Southgate wants to create ‘new memories’ after extending England deal
Gareth Southgate said Monday he was excited to sign a two-year contract extension as England manager after an “incredible experience” during his five years at the helm.
The 51-year-old’s deal was set to expire after next year’s World Cup but he has been rewarded by the Football Association after England reached the Euro 2020 final — their best performance at a major tournament for 55 years.
Southgate, who also masterminded a run to the semi-finals at the 2018 World Cup in Russia, has transformed his team into serious contenders after years of underachievement.
“I’d like to say how excited we are — the last five years have been an incredible experience,” said the former Middlesbrough boss, whose side last week sealed qualification for the World Cup in Qatar.
“We can see what’s possible with the existing squad and some of the players coming through our age-group teams.
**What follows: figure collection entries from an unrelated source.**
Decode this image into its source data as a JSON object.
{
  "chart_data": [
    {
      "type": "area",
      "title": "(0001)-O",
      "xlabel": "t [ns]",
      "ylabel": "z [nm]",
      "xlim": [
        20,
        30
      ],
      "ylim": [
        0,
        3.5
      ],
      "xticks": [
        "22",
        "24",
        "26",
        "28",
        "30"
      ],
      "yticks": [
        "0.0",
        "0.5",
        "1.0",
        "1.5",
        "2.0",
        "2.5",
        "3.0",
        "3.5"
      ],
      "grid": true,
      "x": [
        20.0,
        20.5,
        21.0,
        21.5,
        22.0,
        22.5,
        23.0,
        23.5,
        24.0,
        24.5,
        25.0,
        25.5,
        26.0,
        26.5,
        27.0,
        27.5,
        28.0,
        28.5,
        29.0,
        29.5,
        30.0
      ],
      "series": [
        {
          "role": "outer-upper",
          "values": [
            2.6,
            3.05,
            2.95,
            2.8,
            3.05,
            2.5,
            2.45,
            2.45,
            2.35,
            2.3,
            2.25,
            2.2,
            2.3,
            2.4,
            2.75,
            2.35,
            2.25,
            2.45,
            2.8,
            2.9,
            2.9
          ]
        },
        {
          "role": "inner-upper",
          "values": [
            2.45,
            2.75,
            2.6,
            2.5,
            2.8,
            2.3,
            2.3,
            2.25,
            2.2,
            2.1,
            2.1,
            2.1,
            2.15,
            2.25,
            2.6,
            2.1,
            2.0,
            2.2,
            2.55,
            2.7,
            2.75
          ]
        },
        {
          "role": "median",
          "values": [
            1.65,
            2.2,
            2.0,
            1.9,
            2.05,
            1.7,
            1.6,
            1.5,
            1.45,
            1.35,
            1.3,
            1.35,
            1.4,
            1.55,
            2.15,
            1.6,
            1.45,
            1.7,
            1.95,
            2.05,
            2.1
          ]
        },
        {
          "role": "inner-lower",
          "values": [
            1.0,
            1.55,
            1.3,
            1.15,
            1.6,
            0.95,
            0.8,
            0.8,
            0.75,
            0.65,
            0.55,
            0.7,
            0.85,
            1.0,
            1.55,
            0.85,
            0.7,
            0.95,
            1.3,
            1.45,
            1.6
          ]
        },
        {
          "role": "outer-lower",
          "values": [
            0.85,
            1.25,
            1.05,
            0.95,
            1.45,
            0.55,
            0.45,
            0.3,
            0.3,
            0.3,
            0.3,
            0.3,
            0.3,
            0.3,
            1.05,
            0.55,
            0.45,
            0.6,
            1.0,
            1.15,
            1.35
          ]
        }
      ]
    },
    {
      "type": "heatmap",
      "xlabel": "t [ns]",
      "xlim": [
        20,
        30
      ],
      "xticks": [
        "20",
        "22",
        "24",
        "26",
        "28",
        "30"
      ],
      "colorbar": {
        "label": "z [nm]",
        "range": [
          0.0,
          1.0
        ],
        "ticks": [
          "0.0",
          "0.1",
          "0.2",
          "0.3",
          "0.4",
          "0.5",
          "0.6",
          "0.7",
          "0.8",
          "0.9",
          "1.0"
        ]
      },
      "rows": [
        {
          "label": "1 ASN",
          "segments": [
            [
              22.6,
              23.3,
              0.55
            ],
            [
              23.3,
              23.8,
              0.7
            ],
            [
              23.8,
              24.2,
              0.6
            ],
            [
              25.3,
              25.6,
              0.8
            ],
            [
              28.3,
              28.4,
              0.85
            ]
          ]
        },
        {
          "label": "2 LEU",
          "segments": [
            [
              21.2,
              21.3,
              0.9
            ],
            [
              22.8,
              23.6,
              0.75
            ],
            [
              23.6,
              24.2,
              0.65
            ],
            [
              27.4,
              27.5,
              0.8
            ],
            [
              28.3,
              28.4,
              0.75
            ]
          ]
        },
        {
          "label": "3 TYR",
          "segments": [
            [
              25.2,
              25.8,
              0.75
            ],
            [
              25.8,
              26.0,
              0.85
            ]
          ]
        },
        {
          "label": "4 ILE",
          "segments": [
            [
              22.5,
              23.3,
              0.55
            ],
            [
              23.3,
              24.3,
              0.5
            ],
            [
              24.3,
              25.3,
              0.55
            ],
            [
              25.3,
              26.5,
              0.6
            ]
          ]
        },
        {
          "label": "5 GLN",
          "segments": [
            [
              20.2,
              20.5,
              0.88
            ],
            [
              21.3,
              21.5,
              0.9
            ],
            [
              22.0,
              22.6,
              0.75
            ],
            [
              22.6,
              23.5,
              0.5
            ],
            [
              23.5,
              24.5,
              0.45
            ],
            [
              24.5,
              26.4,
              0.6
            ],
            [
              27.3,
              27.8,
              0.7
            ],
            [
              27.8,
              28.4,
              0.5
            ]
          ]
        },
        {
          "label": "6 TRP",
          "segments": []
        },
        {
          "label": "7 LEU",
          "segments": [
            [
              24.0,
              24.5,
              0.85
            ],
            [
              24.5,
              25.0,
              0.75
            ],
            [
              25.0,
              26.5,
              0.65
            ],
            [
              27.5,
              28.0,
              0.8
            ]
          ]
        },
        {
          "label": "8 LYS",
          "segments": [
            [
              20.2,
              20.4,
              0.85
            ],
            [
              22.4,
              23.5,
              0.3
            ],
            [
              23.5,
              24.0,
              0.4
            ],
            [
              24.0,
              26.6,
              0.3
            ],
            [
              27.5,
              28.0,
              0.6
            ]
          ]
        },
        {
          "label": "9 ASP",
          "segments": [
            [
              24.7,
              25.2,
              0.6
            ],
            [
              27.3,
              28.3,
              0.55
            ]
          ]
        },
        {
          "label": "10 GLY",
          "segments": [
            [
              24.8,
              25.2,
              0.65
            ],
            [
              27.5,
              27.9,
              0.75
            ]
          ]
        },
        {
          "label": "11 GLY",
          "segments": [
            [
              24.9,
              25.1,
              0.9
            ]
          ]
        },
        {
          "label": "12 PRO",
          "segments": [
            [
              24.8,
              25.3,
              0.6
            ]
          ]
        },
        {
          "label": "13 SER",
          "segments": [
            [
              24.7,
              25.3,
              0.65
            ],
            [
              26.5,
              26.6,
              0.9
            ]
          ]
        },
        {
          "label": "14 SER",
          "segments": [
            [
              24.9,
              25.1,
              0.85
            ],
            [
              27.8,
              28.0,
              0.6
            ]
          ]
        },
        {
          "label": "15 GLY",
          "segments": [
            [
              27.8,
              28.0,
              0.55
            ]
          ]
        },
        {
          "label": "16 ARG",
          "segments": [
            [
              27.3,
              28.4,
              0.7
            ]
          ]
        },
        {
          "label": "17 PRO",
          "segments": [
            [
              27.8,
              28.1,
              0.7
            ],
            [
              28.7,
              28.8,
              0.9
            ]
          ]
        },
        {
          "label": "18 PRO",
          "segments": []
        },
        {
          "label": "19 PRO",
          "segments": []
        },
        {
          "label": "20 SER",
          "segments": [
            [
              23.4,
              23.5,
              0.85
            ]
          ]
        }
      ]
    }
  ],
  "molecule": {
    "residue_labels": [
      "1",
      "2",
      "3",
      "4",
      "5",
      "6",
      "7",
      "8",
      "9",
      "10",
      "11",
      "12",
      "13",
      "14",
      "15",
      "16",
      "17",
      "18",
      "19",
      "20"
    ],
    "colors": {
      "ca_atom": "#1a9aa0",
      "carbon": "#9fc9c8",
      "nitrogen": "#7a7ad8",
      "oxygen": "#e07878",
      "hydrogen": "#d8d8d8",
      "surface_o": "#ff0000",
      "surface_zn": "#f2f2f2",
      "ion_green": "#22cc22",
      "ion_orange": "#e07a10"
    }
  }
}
We are grateful for the support of the FA.
“We felt it was important to qualify (before signing) so there was no question on focus. We are looking forward to the next few years to make some new memories.”
Southgate, who will now oversee England’s Euro 2024 campaign, told reporters his side had made great progress.
“We have to make sure the team constantly evolves,” he said. “We are now in a group of teams we believe can genuinely challenge. Six, seven years ago we went with hope, but now we can be genuinely positive. We know expectation is higher but that’s good, the team is better than they were three years ago.”
FA chief executive Mark Bullingham said: “Gareth and (assistant) Steve (Holland, who has also signed a new deal) have built a really strong culture with the players and support team and are best placed to take this young team forward.
“The success comes with revised expectations. We used to celebrate qualifying, now we expect to reach the latter stages.”
Southgate, a former England international defender, took the England reins in 2016 after Sam Allardyce’s reign ended after just one match following a newspaper sting.
Months earlier Roy Hodgson’s England suffered humiliation at Euro 2016, crashing out at the hands of minnows Iceland in the last 16.
Southgate took his young team to the semi-finals at the 2018 World Cup — the first time they had reached the last for in 28 years — and finished third in the UEFA Nations League the following year.
His side, combining the attacking talent of the likes of Harry Kane and Raheem Sterling with a solid defensive base, came agonisingly close to ending their trophy drought at this year’s Euro 2020 but lost to Italy on penalties at Wembley.
England booked their place at next year’s World Cup in Qatar with a 10-0 hammering of San Marino last week to top their group.
Expectations are high that England, now with invaluable experience under the belts, can add a second World Cup to their only previous major tournament win in 1966.